File output_bai = "~{basename}.bai"
}
}
I'm fairly certain it's all been sorted on the lab side. We have new TWIST mito probes custom tailored to the rCRF that can pull out chrM piecemeal without disrupting the standard WES process.
Auto filtering of amplified NuMTs is apparently done with FilterMutectCalls along with the default settings for the --mitochondrial-mode tag.

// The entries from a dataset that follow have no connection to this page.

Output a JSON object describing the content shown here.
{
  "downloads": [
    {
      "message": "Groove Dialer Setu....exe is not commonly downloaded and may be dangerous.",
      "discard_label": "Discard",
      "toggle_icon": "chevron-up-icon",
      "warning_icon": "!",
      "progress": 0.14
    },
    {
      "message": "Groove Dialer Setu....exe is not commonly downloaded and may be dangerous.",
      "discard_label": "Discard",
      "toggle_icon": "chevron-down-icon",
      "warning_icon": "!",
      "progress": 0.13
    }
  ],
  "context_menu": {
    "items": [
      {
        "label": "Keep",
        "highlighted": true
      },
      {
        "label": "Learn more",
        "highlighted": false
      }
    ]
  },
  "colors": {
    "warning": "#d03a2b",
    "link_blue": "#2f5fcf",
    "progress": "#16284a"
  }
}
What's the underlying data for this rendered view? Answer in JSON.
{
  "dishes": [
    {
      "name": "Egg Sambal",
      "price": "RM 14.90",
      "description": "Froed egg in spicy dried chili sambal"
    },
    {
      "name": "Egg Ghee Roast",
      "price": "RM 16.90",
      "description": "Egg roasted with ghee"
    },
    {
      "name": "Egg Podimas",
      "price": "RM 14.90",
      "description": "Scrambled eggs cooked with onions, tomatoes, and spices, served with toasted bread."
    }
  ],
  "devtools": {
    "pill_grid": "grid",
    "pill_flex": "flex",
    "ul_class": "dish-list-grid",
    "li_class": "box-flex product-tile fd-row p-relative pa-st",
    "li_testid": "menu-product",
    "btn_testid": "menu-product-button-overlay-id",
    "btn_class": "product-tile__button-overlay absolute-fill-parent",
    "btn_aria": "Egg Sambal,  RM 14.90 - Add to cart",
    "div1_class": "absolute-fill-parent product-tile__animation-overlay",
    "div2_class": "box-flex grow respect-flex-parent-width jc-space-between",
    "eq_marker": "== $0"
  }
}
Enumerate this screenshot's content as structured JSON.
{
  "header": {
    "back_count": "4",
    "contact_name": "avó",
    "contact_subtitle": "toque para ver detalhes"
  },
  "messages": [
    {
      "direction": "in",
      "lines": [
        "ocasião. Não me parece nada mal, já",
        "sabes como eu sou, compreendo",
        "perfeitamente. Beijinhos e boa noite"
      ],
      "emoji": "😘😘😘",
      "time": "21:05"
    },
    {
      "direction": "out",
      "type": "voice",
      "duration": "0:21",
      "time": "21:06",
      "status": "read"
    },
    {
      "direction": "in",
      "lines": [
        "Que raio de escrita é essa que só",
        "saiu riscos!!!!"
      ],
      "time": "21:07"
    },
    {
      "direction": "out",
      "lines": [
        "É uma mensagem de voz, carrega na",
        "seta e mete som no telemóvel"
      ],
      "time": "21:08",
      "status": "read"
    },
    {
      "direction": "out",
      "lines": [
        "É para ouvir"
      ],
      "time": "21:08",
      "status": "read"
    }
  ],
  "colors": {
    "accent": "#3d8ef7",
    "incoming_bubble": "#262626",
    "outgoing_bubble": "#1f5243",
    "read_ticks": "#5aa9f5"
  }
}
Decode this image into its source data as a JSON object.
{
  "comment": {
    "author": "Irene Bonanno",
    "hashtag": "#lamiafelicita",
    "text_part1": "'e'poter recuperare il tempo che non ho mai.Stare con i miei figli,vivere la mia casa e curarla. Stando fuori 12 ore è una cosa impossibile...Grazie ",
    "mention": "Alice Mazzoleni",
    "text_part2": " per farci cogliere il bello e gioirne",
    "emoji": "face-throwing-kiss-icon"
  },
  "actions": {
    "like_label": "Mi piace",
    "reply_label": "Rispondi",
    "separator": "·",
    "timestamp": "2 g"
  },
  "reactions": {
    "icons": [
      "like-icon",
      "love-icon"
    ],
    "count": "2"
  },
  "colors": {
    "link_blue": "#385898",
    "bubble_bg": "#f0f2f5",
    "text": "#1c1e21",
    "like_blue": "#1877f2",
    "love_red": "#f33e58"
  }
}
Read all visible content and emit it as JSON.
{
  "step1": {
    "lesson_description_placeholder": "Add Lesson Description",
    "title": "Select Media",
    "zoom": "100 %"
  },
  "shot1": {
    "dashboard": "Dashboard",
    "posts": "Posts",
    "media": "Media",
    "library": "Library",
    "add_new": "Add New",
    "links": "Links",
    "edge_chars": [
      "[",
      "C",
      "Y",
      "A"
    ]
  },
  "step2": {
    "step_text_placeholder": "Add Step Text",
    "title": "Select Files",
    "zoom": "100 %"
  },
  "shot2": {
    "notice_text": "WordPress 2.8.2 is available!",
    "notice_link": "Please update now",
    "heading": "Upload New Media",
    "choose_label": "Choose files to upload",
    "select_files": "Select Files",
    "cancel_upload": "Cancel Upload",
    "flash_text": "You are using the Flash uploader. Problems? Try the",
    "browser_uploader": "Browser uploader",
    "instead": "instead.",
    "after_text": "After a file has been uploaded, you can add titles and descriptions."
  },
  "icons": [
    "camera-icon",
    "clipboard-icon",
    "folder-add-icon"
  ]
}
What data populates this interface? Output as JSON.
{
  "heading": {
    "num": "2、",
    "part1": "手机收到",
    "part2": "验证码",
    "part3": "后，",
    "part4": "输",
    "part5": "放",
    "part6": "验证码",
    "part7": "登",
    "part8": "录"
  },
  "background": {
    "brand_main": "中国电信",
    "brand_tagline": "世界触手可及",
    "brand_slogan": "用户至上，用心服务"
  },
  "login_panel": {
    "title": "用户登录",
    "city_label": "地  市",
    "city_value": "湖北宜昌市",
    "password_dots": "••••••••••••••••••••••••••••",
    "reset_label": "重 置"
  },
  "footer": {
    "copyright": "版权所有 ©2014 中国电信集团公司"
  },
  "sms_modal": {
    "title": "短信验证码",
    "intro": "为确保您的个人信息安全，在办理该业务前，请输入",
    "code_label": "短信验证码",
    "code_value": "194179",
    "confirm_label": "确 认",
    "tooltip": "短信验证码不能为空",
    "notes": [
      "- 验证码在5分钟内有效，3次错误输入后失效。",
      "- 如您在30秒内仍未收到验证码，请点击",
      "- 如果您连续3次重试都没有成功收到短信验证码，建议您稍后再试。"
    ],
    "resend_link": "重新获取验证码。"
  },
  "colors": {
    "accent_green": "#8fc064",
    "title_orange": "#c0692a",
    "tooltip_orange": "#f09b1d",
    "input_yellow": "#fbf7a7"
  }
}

I worked on regular WES kits from agilent (v5) and illumine (nextera) both were able to capture the mitochondria DNA. We also QC the results with Sanger sequencing. I do suggest you stick with WDL pipeline as it does answers a lot of the reviewers question if you want to publish your mitochondria work i.e Numt, haploid & circler DNA, heteroplasmy and false positive variants. These issues are challenged with higher criteria for mapping reads to regular and shifted mitochondria reference genomes (after regular mapping to the whole genome/exome) to adjust reads for circular DNA and to avoid numt, contamination which is also done by taking into account the WES/WGS autosomal coverage into an account when calling mitochondria DNA variants. Sensitive detection of heteroplasmic variants while blacklisting known artifacts variants when calling mitochondria DNA variants. the disadvantage of this caller is it doesn't allow for multisamples calling :/
hi houkto,
I am also going to work on WES mito variant calling. I read about the forum and wdl of GATK best practice. While I am confusing about the shifted chrM fasta, do I need to generate it by myself? For I could not just download from their web because the path is wrong when I used the one in json file. Also their pipeline is based on hg38, and I use hg19. I think this doesn't matter because we just focus on chrM fasta, right? And should I use rCRS fasta as ref?
Before suggesting anything else, did you check if your data have a solid number of alignments to chrM? Typical genomic DNA extraction kits do capture circular mtDNA, neither do typical exome kits capture it out of the DNA pool.
Samtools idxstatswould be a fast way to check.